FTC resolves first enforcement action targeting ‘debt parking’


Editor’s Note: This article, written by By by Ballard Spahr, previously appeared on Ballard Spahr’s Consumer finance monitor and is republished here with permission.

The FTC has announced the settlement of its first enforcement action targeting the practice of “debt parking.” As described in the FTC complaint Filed in Missouri Federal District Court against Midwest Recovery Systems, LLC and its owners, this practice, also known as “passive debt collection,” involves placing purported debts on consumer credit reports without first attempting to communicate with consumers about debt.

In its lawsuit, the FTC alleged that since 2015, Midwest has reported more than $ 98 million in suspected debt to credit bureaus. These debts would have included debts for unauthorized or counterfeit payday loans, debts subject to unresolved fraud claims, bankrupt debts, debts being re-billed to consumer health insurance and debts. already paid to defendants. According to the complaint, the defendants continued to attempt to collect these debts despite various red flags as to their validity, including numerous consumer complaints and disputes and an inability to validate many debts.

The FTC alleged that on the basis of their practice of “parking the debt”, the defendants engaged in the following unlawful behavior:

  • Deceptive conduct in violation of Section 5 of the FTC Act due to false or unsubstantiated claims that consumers were in default on reported debts or had a legal obligation to pay defendants
  • False or misleading statements in violation of the FDCPA due to misrepresentation of the character, amount or legal status of the debts, the communication of credit information which is known or should be known to be false and the use of false statements or deceptive means to collect debts
  • Unfair collection practices in violation of the FDCPA due to the use of unfair means to collect debts, including providing information to a consumer information agency before communicating with the consumer about the debt
  • Failure to provide validation notice in violation of the FDCPA
  • Providing inaccurate information to consumer news agencies in violation of the FCRA because defendants knew or had reasonable grounds to believe that the information was inaccurate
  • Failing to conduct reasonable investigations into direct disputes in violation of the FCRA and the FCRA Furnisher Rule
  • Failure to report investigation results to consumers in violation of the FCRA and FCRA Furnisher Rule

In addition to prohibiting the defendants from engaging in the conduct that is the subject of the prosecution, the Stated order of permanent injunction and pecuniary judgment requires defendants, when a consumer disputes that a debt is owed or the amount, to (1) report the debt as disputed or request its removal within 30 days, and (2) promptly cease collection and not transfer or sell the debt or conduct an investigation in accordance with the stipulated order. The settlement imposes a monetary judgment of $ 24.3 million, which is partially suspended due to defendants’ inability to pay. In addition, Midwest and one of its owners must pay $ 56,748, that owner must sell their stake in another debt collection firm and transfer the proceeds of the sale to the FTC, and Midwest Recovery must transfer all funds. remaining at the FTC.

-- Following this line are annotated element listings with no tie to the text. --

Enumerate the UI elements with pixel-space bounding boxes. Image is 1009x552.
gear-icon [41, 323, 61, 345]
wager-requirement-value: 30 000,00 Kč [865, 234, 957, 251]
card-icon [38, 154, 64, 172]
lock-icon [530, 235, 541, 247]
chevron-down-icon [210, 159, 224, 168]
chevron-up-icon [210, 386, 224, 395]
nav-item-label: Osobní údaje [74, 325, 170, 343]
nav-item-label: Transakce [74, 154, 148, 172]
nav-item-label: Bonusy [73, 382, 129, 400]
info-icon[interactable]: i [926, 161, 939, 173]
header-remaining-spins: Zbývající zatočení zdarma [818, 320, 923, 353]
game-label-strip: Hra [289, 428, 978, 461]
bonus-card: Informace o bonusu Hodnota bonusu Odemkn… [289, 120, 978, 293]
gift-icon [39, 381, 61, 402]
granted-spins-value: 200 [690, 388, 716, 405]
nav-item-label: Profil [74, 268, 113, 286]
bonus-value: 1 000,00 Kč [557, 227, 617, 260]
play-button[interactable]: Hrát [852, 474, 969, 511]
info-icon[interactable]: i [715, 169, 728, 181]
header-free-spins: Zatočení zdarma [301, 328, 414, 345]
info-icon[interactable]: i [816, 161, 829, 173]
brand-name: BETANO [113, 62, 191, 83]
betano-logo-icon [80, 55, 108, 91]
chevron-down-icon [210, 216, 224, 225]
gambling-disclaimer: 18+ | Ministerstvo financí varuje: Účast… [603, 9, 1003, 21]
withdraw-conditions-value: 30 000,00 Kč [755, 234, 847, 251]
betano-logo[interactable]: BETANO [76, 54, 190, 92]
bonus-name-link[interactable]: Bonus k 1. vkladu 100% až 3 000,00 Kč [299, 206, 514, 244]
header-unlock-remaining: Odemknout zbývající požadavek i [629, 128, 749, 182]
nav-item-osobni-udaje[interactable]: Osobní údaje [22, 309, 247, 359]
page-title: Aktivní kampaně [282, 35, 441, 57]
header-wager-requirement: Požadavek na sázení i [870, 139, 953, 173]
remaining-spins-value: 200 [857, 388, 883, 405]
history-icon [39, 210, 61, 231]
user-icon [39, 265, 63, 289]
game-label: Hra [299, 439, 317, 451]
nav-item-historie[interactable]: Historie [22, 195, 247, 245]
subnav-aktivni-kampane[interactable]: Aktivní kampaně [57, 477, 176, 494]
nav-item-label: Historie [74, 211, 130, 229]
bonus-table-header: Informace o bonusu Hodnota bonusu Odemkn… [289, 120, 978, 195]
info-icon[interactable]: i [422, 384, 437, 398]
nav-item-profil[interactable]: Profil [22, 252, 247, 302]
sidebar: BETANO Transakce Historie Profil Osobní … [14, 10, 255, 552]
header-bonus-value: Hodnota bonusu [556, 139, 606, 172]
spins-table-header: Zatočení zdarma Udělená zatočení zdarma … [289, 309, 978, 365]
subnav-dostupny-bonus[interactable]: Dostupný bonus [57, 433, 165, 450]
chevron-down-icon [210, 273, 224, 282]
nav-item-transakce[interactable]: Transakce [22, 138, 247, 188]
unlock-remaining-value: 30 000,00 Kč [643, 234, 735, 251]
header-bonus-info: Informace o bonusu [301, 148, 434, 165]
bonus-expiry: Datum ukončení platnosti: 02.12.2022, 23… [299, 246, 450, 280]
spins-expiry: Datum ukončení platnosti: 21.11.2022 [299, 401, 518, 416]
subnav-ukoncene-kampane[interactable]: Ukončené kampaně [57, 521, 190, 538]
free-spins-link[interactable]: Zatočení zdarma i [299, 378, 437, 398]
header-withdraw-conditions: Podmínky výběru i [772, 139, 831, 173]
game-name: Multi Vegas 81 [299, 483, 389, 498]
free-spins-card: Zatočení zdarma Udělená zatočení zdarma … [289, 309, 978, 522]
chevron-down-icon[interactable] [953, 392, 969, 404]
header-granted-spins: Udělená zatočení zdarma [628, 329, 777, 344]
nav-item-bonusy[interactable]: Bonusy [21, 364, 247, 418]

In a blog post on the rules, the FTC highlights “some tips to take away for other members of the collections ecosystem.” He notes that the settlement is one of the FTC’s first issues to deal with medical debt and that the accuracy issues related to medical debt “are of particular concern.” The FTC also warns debt collectors to “exercise caution at the intersection of debt collection and credit reporting” in order to avoid “a steaming alphabet soup of FDCPA and legal violations. FCRA ”. He observes that prudent debt collectors “review bad debt categories and bad creditors debts” and “also contact consumers and listen to what they have to say before providing information to credit bureaus “.

Commissioners Rohit Chopra and Rebecca Slaughter issued settlement statements in which they urged the FTC to cooperate more closely with the CFPB in debt collection actions. The two commissioners noted that the power of the CFPB to obtain civil penalties would allow victims to be entitled to monetary compensation from the CFPB Civil Sanctions Fund, even if the penalty in one case was only $ 1. . Commissioner Chopra observed in his statement that the FTC has not put the various legal authorities granted to it by Congress since 2010 “to use in any meaningful way.” These powers include the FTC’s regulatory power over certain auto finance and sales practices and the FTC’s enforcement power under the Military Loans Act and related congressional direction for the FTC to coordinate. with the Federal Reserve and the CFPB to combat abuses against military families in the automotive sector. sector. It is likely that the CFPB, under the leadership of a new director appointed by Joe Biden, will be receptive to greater cooperation with the FTC. Additionally, in a Biden administration, the FTC could become more aggressive in its use of authorities cited by Commissioner Chopra.

Finally, debt collectors should also note that the collection rule proposed by the CFPB considered “debt parking” to be “another prohibited practice” under the FDCPA, with the sending of the validation notice satisfactory to the requirement to communicate with the consumer before coming to the office. Although this subject was not addressed in the final rule adopted by the CFPB in October 2020 and recently published in the Federal Register, it should be addressed in the final disclosure-driven rule that the CFPB announced it would release this month., and the debt parking ban will likely be adopted as proposed.